The RTI application had been filed by a Jammu-based activist Balvinder Singh, with the Department of Health and Medical Education. The department’s answers were to 15 questions Singh had had about the ventilators received from the Fund.

And according to the reply received, most of the devices were unable to meet the conditions required to “support patient-care management” and that they would “stop automatically”, putting “patients at risk”, the news portal reported.

‘The Wire’ quoted Singh as saying that he was prompted to file his RTI application after he found from conversations with doctors that “a large number of the supplied ventilators were not up to the mark and were not generating the required tidal volume”.

The tidal volume is the amount of air that moves in and out of the lungs when we breathe.
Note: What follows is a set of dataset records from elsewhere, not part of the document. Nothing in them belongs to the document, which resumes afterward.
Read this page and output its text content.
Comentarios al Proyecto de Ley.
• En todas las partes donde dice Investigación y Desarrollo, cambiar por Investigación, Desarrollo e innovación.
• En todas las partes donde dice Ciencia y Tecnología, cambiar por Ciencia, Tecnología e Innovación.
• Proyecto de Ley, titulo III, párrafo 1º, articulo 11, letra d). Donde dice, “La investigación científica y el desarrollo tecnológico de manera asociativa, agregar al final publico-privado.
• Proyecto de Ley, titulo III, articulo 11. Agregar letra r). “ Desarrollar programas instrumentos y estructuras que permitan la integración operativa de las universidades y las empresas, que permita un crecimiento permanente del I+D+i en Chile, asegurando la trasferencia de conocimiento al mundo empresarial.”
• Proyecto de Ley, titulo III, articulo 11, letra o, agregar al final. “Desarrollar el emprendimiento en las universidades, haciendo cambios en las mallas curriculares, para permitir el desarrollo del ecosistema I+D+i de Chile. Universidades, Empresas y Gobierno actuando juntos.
A ventilator that doesn’t generate the proper tidal volume is a ventilator that has failed to perform its essential function.
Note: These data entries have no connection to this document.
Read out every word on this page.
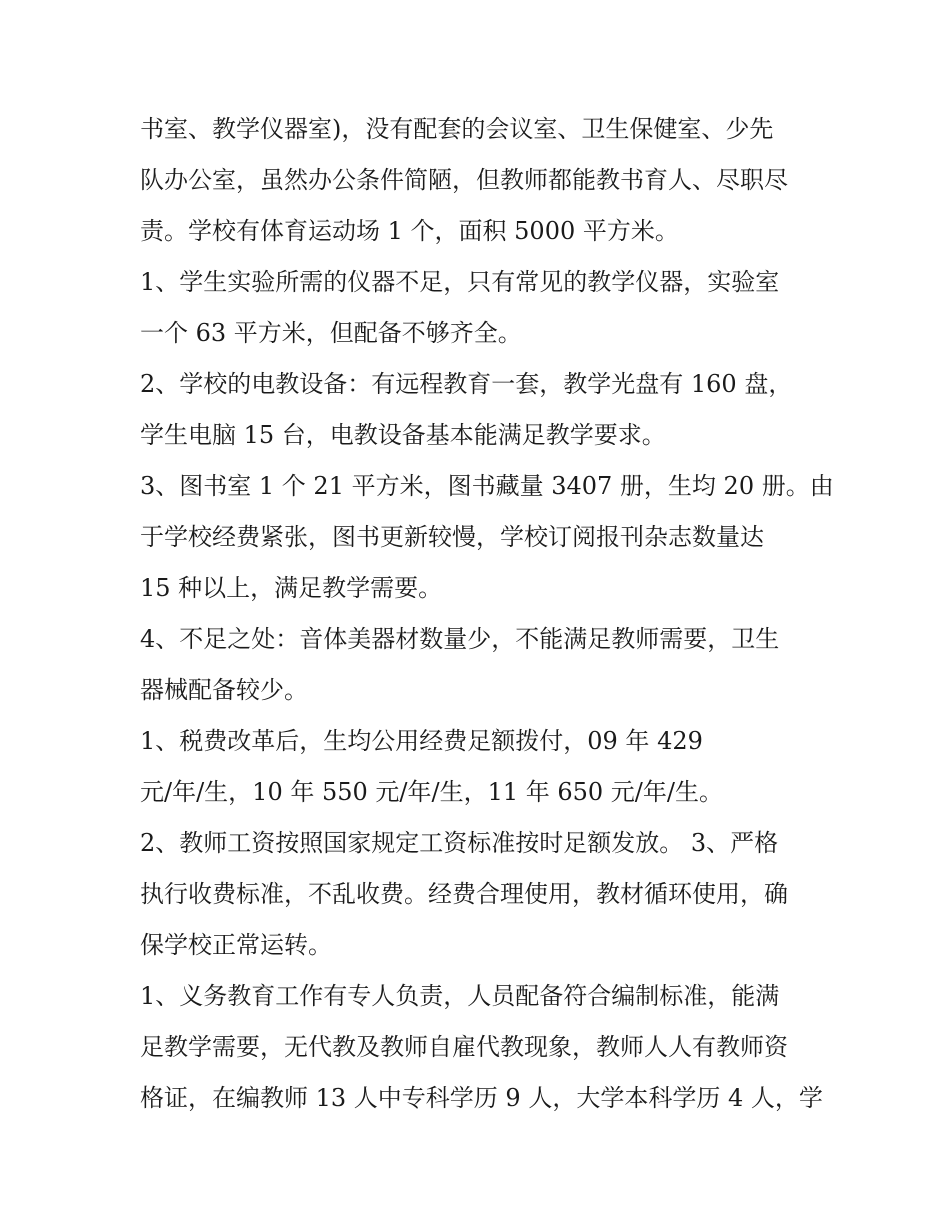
书室、教学仪器室)，没有配套的会议室、卫生保健室、少先
队办公室，虽然办公条件简陋，但教师都能教书育人、尽职尽
责。学校有体育运动场 1 个，面积 5000 平方米。
1、学生实验所需的仪器不足，只有常见的教学仪器，实验室
一个 63 平方米，但配备不够齐全。
2、学校的电教设备：有远程教育一套，教学光盘有 160 盘，
学生电脑 15 台，电教设备基本能满足教学要求。
3、图书室 1 个 21 平方米，图书藏量 3407 册，生均 20 册。由
于学校经费紧张，图书更新较慢，学校订阅报刊杂志数量达
15 种以上，满足教学需要。
4、不足之处：音体美器材数量少，不能满足教师需要，卫生
器械配备较少。
1、税费改革后，生均公用经费足额拨付，09 年 429
元/年/生，10 年 550 元/年/生，11 年 650 元/年/生。
2、教师工资按照国家规定工资标准按时足额发放。 3、严格
执行收费标准，不乱收费。经费合理使用，教材循环使用，确
保学校正常运转。
1、义务教育工作有专人负责，人员配备符合编制标准，能满
足教学需要，无代教及教师自雇代教现象，教师人人有教师资
格证，在编教师 13 人中专科学历 9 人，大学本科学历 4 人，学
“But [the doctors] were not ready to speak in the open or provide the correct details about the defective ventilators, maybe due to compulsions or pressure from some quarters,” Singh is reported as having said.

As per Singh, he was encouraged to continue his enquiries after a member of the hospital’s Anaesthesiology department “admitted that three kinds of ventilators” that Srinagar had received from different sources “were not generating the required tidal volume” nor the fraction of inspired oxygen – the amount of oxygen available to the lungs.

Singh filed his RTI around the middle of 2020. It was only his first appeal that elicited a proper answer, on September 25, when the Head of the Department of Anaesthesiology and Critical-care at the Government Medical College (GMC), Srinagar, replied with a detailed letter. It confirmed what doctors had told Singh.

As per the news report, Srinagar had received ventilators from three sources, and they were all defective.

The GMC’s Department of Anaesthesiology and Critical-care hadn’t put in a request for ventilators from the PM CARES Fund. But it received some units anyway following a reported requisition request from the Superintendent of the SMHS Hospital, the news report in ‘The Wire’ says.

As per the news report, 37 ventilators were supplied by Bharat Ventilators, 125 by the Jyoti CNC Automation Ltd, and three by AgVa Ventilators.

It says the total cost of the 165 defective units amounts to Rs 304.4 crore.

The Anaesthesiology department member wrote that the department received 37 units made by Bharat Ventilators, from the Medical Superintendent of the SMHS Hospital, and that GMC staff set about testing them.

“However, all these ventilators [were] returned to the medical superintendent of SMHS Hospital due to compressor/heat-up problems, which resulted in sudden shut-down of these ventilators,” the letter that Singh received said.

The three units from AgVa ventilators were installed at SMHS Hospital but they were typified by non-functional displays or problems with generating a sufficient tidal volume, the news report quotes reply to RTI queries as saying.

The 125 units from Jyoti CNC – with the brand name ‘Dhaman III’ – were stationed at the DRDO Hospital in Khanmoh, Srinagar. Two that had been tested at SMHS Hospital, however, didn’t elicit a sufficient tidal volume and also stopped working “automatically”.

The DRDO hospital also has 22 more units made by AgVa Ventilators that are being put through their paces, the letter said.

As per the news report, Singh has now written to the Chief Justice of the Jammu and Kashmir High Court requesting “serious cognisance of the ‘defective ventilators’ supplied to J&K UT through PM CARES Fund.”